“Unless a grain of wheat falls into the earth and dies, it remains alone; but if it dies, it bears much fruit.” – John 12:24
“The last enemy to be destroyed is death...Death is swallowed up in victory.” – 1 Corinthians 15:26, 54
"The greater the sin, the greater the mercy, the deeper the death and the brighter the rebirth.” - C. S. Lewis
"This story...has the very taste of primary truth." - J. R. R. Tolkien

Thursday, July 15, 2010

C. S. Lewis' Pattern of Reality: Summary

...For some time now, I've been working through C. S. Lewis' idea of God's plan and design for creation as a "Great Dance" (Perelandra, ch. 17), a "pattern of reality" if you will. Since it has been quite a long train of thought, a concise summary will, I hope, help to bring it all together:

God is always doing a new thing. From Himself, He "calls into existence the things that do not exist" (Rom 4:17) - things other than himself. The idea of each and every created thing was and is eternally present and complete in God's mind, yet created things did not have actual being in God's mind. They are something other than Him, and when He created, something completely new came to be. God is ultimate existence and ultimate reality, and when He brought forth a creation out of nothing, something groundbreaking and new happened: things existed that were other than God, the foundation of existence itself.

Within creation the pattern of new things continues. From a physical world comes conscious thought and emotion, that is, life. From living creatures comes a creature that can know and imitate God. And at each step the new thing comes in a new way; the "mode of change" itself is different, something never seen before, enriching the uniqueness and newness and beauty of the design as it unfolds. First the Son of God begotten of the Father, then the Son of Man born of Mary. First a new creation, then "out of the new creation, not a third but the mode of change itself is changed forever." In the Story of Christianity we find the same theme of new things: Scripture is saturated with the language of God making "all things new," and with Christ's death and resurrection all creation is renewed, like a seed growing into a flower.

New things are brought into being through the interrelatedness of things. A song from the relations between its notes, a story from the interdependent events that comprise it, living creatures from the intertwined structure of the physical world. This is the way God creates. "Not as when stones lie side by side, but as when stones support and are supported in an arch - such is his order." Creation is interconnected, like a great stone arch, and from this interrelatedness grows a whole that is greater than the sum of its parts - a new thing. Each stone affects each other stone just as everything God makes is related to all other things, yet each stone is utterly unique in the role it plays, just as each thing God has made is utterly unique: never does He utter one word twice.
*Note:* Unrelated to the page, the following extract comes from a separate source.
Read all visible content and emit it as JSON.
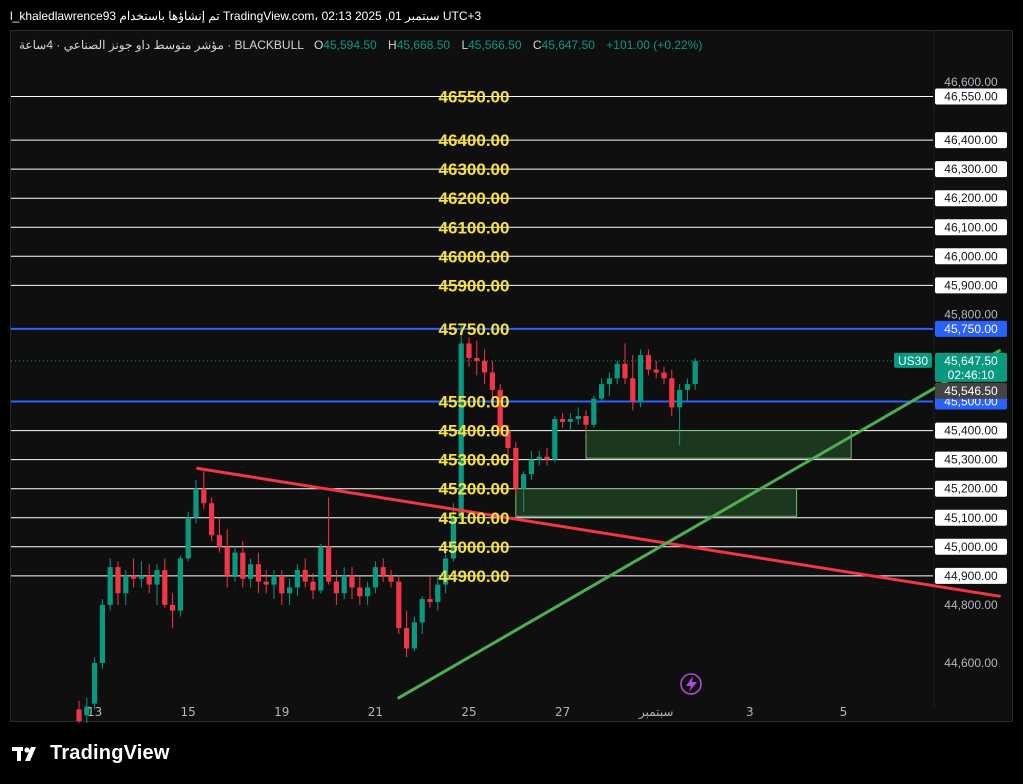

Creation is richly layered: smaller things reflect or foreshadow greater things, and all creation reflects the light of its Creator. The whole of nature and history is telling the story of Christ's death and resurrection and reflecting the light of this great truth. Physical things are images for spiritual truths, human relationships reflect our relationship with God, and man is a symbol for God himself. In all this we see but one facet of the deep interconnectedness of all that God has made and planned.
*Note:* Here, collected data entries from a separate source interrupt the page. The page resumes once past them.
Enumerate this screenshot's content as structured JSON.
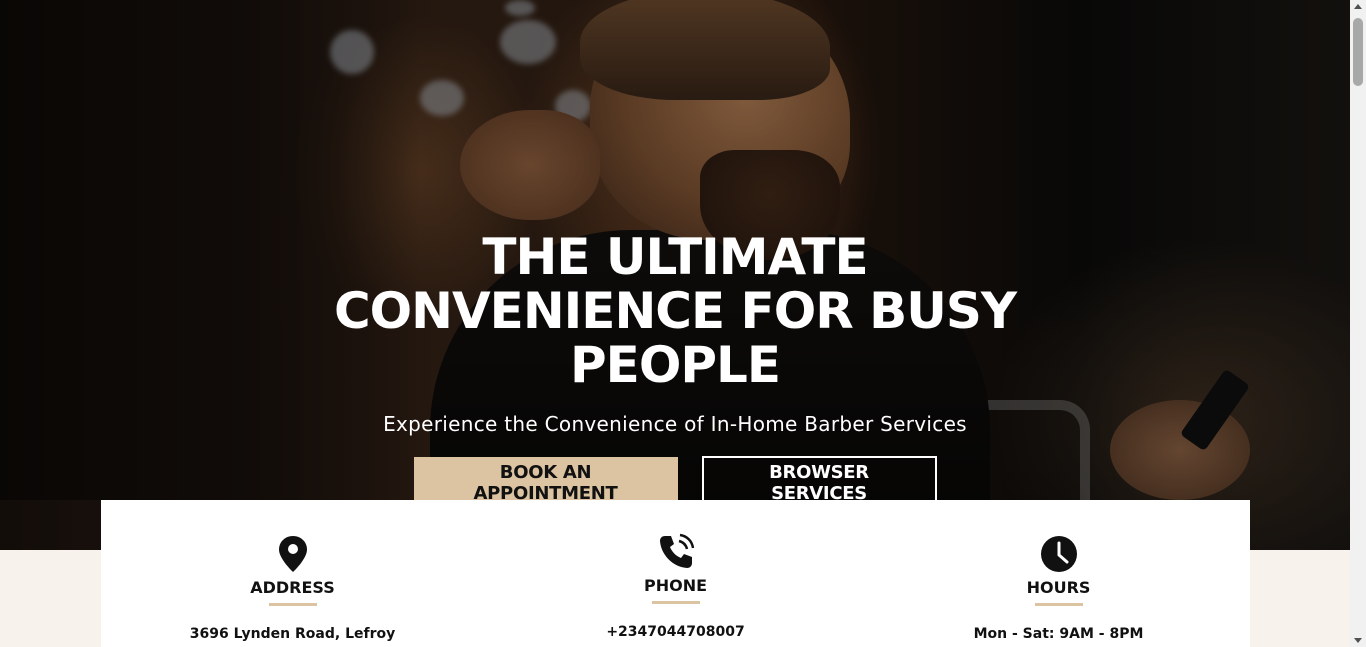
{
  "hero": {
    "title": "THE ULTIMATE CONVENIENCE FOR BUSY PEOPLE",
    "subtitle": "Experience the Convenience of In-Home Barber Services",
    "primary_button": "BOOK AN APPOINTMENT",
    "secondary_button": "BROWSER SERVICES",
    "background_image": "barber-cutting-hair-photo"
  },
  "info": {
    "address": {
      "icon": "map-pin-icon",
      "label": "ADDRESS",
      "value": "3696 Lynden Road, Lefroy"
    },
    "phone": {
      "icon": "phone-icon",
      "label": "PHONE",
      "value": "+2347044708007"
    },
    "hours": {
      "icon": "clock-icon",
      "label": "HOURS",
      "value": "Mon - Sat: 9AM - 8PM"
    }
  },
  "colors": {
    "accent": "#dcc3a1",
    "background": "#f7f3ec",
    "text": "#111111"
  }
}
Creation is not static, but dynamic, moving, growing in a definite direction: outwards from God, its Maker and Author, but also upwards towards God, the End for Whom all things were made. It is a Story, a Dance, a dynamic arch, a growing tree. The dynamic interaction between things is always giving rise to new designs and themes: new things that have never been before become the culmination of all before them and enter into the great arch of creation. Yet the tallest of trees comes from a tiny seed. Creation grows in the strangest and most paradoxical way: through weakness, through emptying, through the small things. It is through defeat that his victory is won; it is in his emptiness that his overflowing love and power is seen. God, in Jesus Christ, is himself the seed that died in order to unleash the tree of creation. It is here in the pattern of death and resurrection, at the very cross of Christ, that the most beautiful note in the pattern of reality sounds. Here above all other places is God's greatness is to be found.
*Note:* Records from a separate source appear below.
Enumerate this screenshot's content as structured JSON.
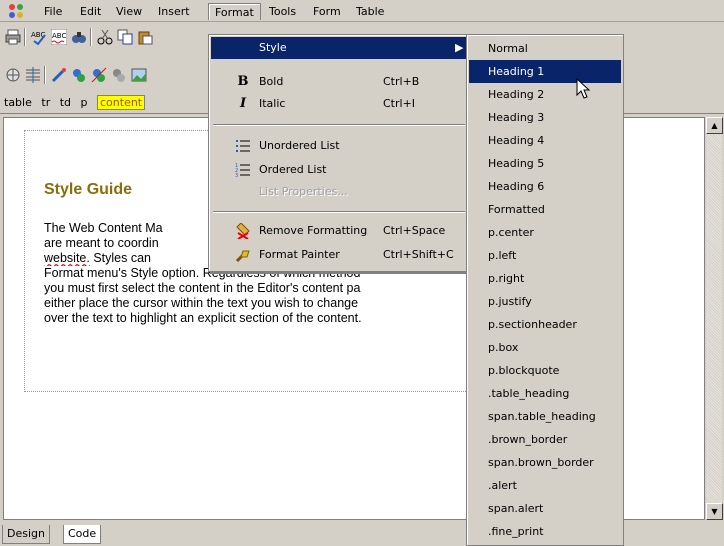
{
  "menubar": {
    "items": [
      "File",
      "Edit",
      "View",
      "Insert",
      "Format",
      "Tools",
      "Form",
      "Table"
    ],
    "active": "Format"
  },
  "tagbar": {
    "tags": [
      "table",
      "tr",
      "td",
      "p"
    ],
    "active_tag": "content"
  },
  "editor": {
    "heading": "Style Guide",
    "heading_color": "#8b6e0a",
    "lines": [
      "The Web Content Ma",
      "are meant to coordin",
      "website.",
      "Styles can",
      "Format menu's Style option.  Regardless of which method",
      "you must first select the content in the Editor's content pa",
      "either place the cursor within the text you wish to change",
      "over the text to highlight an explicit section of the content."
    ]
  },
  "format_menu": {
    "items": [
      {
        "label": "Style",
        "shortcut": "",
        "icon": "",
        "highlight": true,
        "submenu": true
      },
      {
        "label": "Bold",
        "shortcut": "Ctrl+B",
        "icon": "bold-icon"
      },
      {
        "label": "Italic",
        "shortcut": "Ctrl+I",
        "icon": "italic-icon"
      },
      {
        "label": "Unordered List",
        "shortcut": "",
        "icon": "unordered-list-icon"
      },
      {
        "label": "Ordered List",
        "shortcut": "",
        "icon": "ordered-list-icon"
      },
      {
        "label": "List Properties...",
        "shortcut": "",
        "icon": "",
        "disabled": true
      },
      {
        "label": "Remove Formatting",
        "shortcut": "Ctrl+Space",
        "icon": "remove-formatting-icon"
      },
      {
        "label": "Format Painter",
        "shortcut": "Ctrl+Shift+C",
        "icon": "format-painter-icon"
      }
    ]
  },
  "style_submenu": {
    "items": [
      "Normal",
      "Heading 1",
      "Heading 2",
      "Heading 3",
      "Heading 4",
      "Heading 5",
      "Heading 6",
      "Formatted",
      "p.center",
      "p.left",
      "p.right",
      "p.justify",
      "p.sectionheader",
      "p.box",
      "p.blockquote",
      ".table_heading",
      "span.table_heading",
      ".brown_border",
      "span.brown_border",
      ".alert",
      "span.alert",
      ".fine_print"
    ],
    "highlighted": "Heading 1"
  },
  "tabs": {
    "items": [
      "Design",
      "Code"
    ],
    "selected": "Design"
  },
  "colors": {
    "menu_highlight": "#0a246a",
    "chrome": "#d4d0c8",
    "tag_highlight": "#ffff00"
  }
}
Finally, we saw that all the facets of this pattern which marks creation are to be found in God himself. The Father is first, the Son is begotten of the Father, a new thing, an image or reflection of the first. The Spirit proceeds from this bond, and here the "mode of change" is itself new: proceeding is wholly different from begetting. Each person in the Trinity is unique in their identity and relation to the others, yet there is a deep interrelatedness between the three, and from the diversity of three comes a united whole: God is One, more than just three persons together, more than stones lying side by side. The order of God's creation, then, is also the order of His own divine nature. If there is a pattern of reality it is also the pattern of God, and if we see it in creation, this is because it is first in the Creator.